Set in the Restoration period, this production’s opulent brocades and stately villas highlight the world of privilege the Montagues and Capulets inhabited, as well as the treachery of ever-shifting social favor and standing. Family feuds were serious business, to be balanced carefully against the good graces of Prince Escalus (Sean Childress), so disgusted with the families’ public brawls he declared death the punishment for the next sword drawn. In this atmosphere of thin-skinned bravado, even small insults cut deeply, so when hot-blooded, dreamy Romeo (Michael Judson Pace) first meets sheltered, imaginative Juliet (Julane Havens), the sparks of their undeniable chemistry are rivaled only by the thunderous reveals of their respective last names.

Romeo and his carousing boys are a delight, devouring fair Verona with voracious appetites, leaving a trail of women and spilled wine in their wake. Long-suffering Benvolio (Michael Tolfo) tries to keep the fragile peace, but Mercutio (the delightful Johnny Kinnaird) keeps the wolf pack on their toes with his charismatic wit and playful physicality. His death, which hooks the story from romantic comedy to tragedy, is tragic in its own right — when Juliet’s cousin Tybalt (Brian Hinds) kills Mercutio, not only does Romeo’s grief twist him toward impulsive action, Verona’s light goes out. Then Romeo kills Tybalt and is banished, and all hell breaks loose.

It’s easy to sit in our 21st century chairs and wonder why faking their own deaths sounded better than defying their families, but Juliet’s isolation is telling. While Romeo has his loyal gang of kinsmen who are willing to die for one another, Juliet faces a distant mother (Abi Van Andel) and a terrifying father (Dathan Hooper) with only her nurse as a friend and confidante. Tiffany LaVoie infuses the nurse, a character often played broadly, with rich layers of sentiment and sensitivity that play sadly off Juliet’s parents’ betrayal, but she is neither peer nor family.

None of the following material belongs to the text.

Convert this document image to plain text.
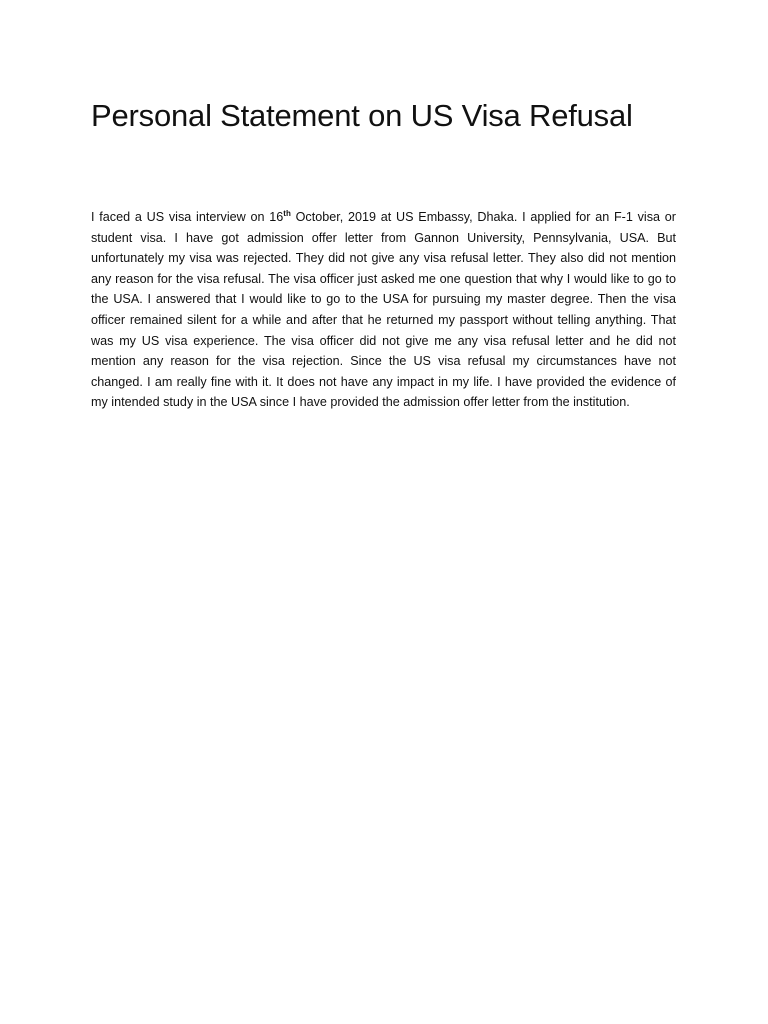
Personal Statement on US Visa Refusal

I faced a US visa interview on 16th October, 2019 at US Embassy, Dhaka. I applied for an F-1 visa or student visa. I have got admission offer letter from Gannon University, Pennsylvania, USA. But unfortunately my visa was rejected. They did not give any visa refusal letter. They also did not mention any reason for the visa refusal. The visa officer just asked me one question that why I would like to go to the USA. I answered that I would like to go to the USA for pursuing my master degree. Then the visa officer remained silent for a while and after that he returned my passport without telling anything. That was my US visa experience. The visa officer did not give me any visa refusal letter and he did not mention any reason for the visa rejection. Since the US visa refusal my circumstances have not changed. I am really fine with it. It does not have any impact in my life. I have provided the evidence of my intended study in the USA since I have provided the admission offer letter from the institution.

What started as a romantic adventure turned deadly serious in a moment. It’s easy to imagine a love-sick 15-year-old, forced to choose between an arranged and technically invalid marriage to a totally lame civil servant and getting kicked out of the house in a time when women on their own had no chance of safety, choosing a wildly improbable and dangerous alternate course of action. True classics offer us fresh lessons with every telling, and this production of “Romeo & Juliet” reminds us, not so gently, that death isn’t so scary when you’re facing worse fates.